In the interim, I had many meetings with Dean Gage, especially in 1967/68 when I was the EUS President. I believe, that Dean Gage was the Honorary President that year and he helped guide me through the labyrinth of problems that could arise.

The Big E stunt proved to be one problem that Dean Gage was instrumental in finishing. During the fall of 1967, the EUS decided to put a big concrete “E” in front of the Bookstore Café, as a statement of our dominance on campus. Prior to putting the “E” in the ground we had a night time work party that went out and dug a big hole in the mall and filled it with concrete, and metal objects of all sorts, including car axels and reinforcing steel. At the same time, the “E” was being built of concrete and reinforcing steel in the Civil Engineering Concrete Lab. Then, we had a rally and probably 200 engineers dragged the “E” from the Concrete Lab to the Mall and we connected the reinforcing steel in the “E” to the reinforcing steel in the ground and it would take a major effort to get it out. The “E” was there for many months and it was the task of the first year Engineering students to keep it clean. Anyway, at some point, there was enough pressure put on Buildings and Grounds that they were going to remove it. Dean Gage arranged a meeting with myself, the head of B&G, himself and I believe Dean Armstrong.
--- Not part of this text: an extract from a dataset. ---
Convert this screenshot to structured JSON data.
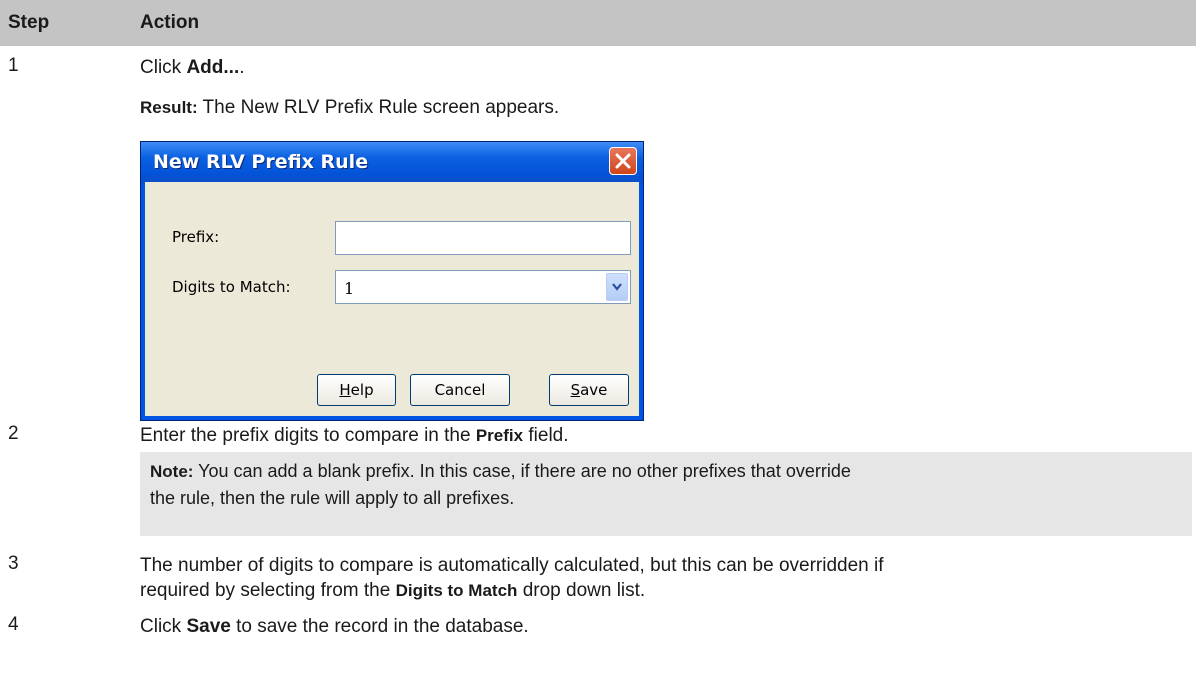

At the meeting I was adamant that the “E” must stay as it was actually a work of art. B&G wanted it gone, but, with the help of Dean Gage, it was agreed that while they would remove the “E” from its current location, they would put it back where the new Engineering buildings were going. We never trusted B&G but Dean Gage said “Spraggs, I will see that it is done” (he always called me Spraggs). The “E” was removed, but it showed up in the fall in the other end of the mall and has been there ever since.

There were many other times when Dean Gage gave a helping hand, like for example, the night the Science Building had all its doors bricked shut from the inside. Another meeting with the Dean of Science, the Dean of Engineering and of course Dean Gage who was able to find an amenable solution. Or the time I asked permission in Brock Hall at the AMS meeting to light up like the other were doing and I was given permission. The railroad flare did its job and filled the hall with smoke but, theoretically someone got burned. Dean Gage was able to help again, and none of us were expelled or sent to jail.
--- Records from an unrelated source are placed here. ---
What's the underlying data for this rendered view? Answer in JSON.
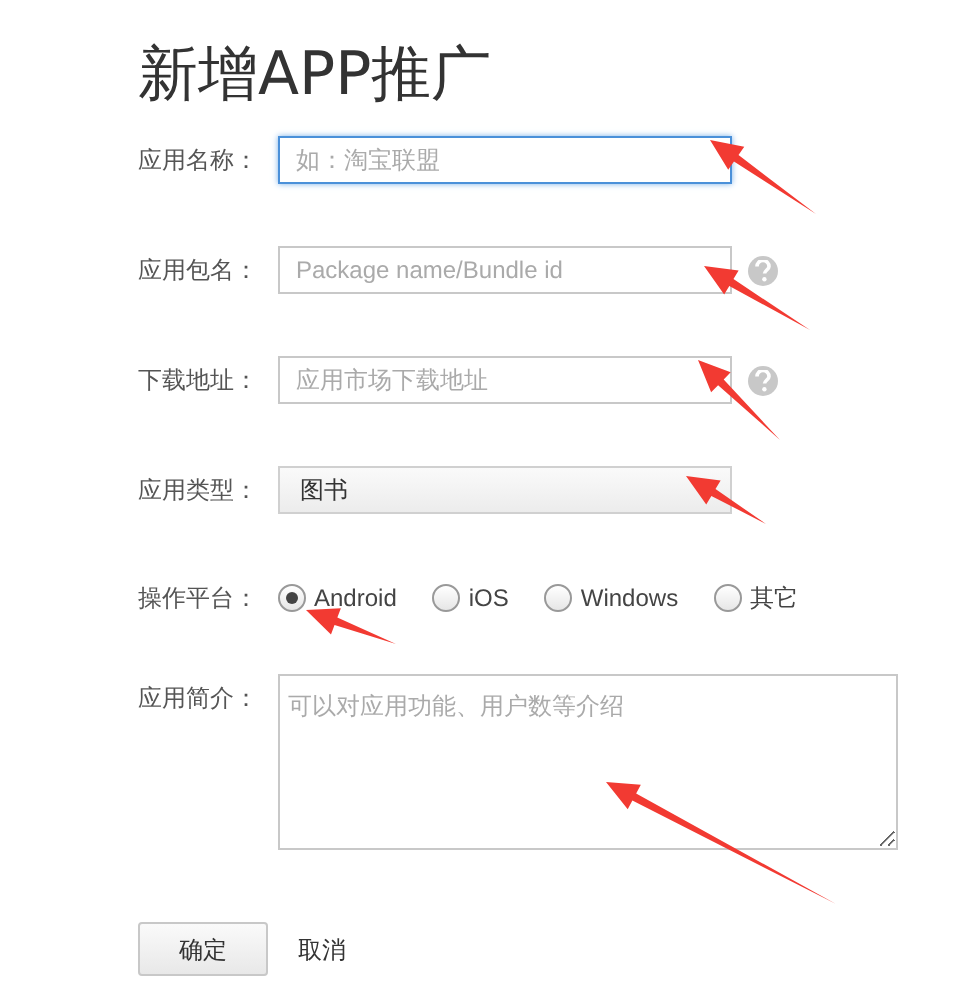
{
  "title": "新增APP推广",
  "fields": [
    {
      "kind": "text",
      "label": "应用名称：",
      "placeholder": "如：淘宝联盟",
      "focused": true,
      "help": false
    },
    {
      "kind": "text",
      "label": "应用包名：",
      "placeholder": "Package name/Bundle id",
      "focused": false,
      "help": true
    },
    {
      "kind": "text",
      "label": "下载地址：",
      "placeholder": "应用市场下载地址",
      "focused": false,
      "help": true
    },
    {
      "kind": "select",
      "label": "应用类型：",
      "value": "图书"
    },
    {
      "kind": "radio",
      "label": "操作平台：",
      "options": [
        {
          "label": "Android",
          "selected": true
        },
        {
          "label": "iOS",
          "selected": false
        },
        {
          "label": "Windows",
          "selected": false
        },
        {
          "label": "其它",
          "selected": false
        }
      ]
    },
    {
      "kind": "textarea",
      "label": "应用简介：",
      "placeholder": "可以对应用功能、用户数等介绍"
    }
  ],
  "buttons": [
    {
      "kind": "primary",
      "label": "确定"
    },
    {
      "kind": "link",
      "label": "取消"
    }
  ]
}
Many times, I gave Dean Gage a heads up before the “stunt” so he would be aware of what was going down, but in many cases, things just happened. Things that just sort of happened, like when the crowd was accidentally sprayed with the putrid liquid that the Chem Eng guys built at the inaugural UBC SFU football game. Dean Gage usually had a hand in making sure the consequences of such acts were not blown out of context.

My thanks to Dean Gage for helping me and the many other students that I know were helped. He was truly a great person.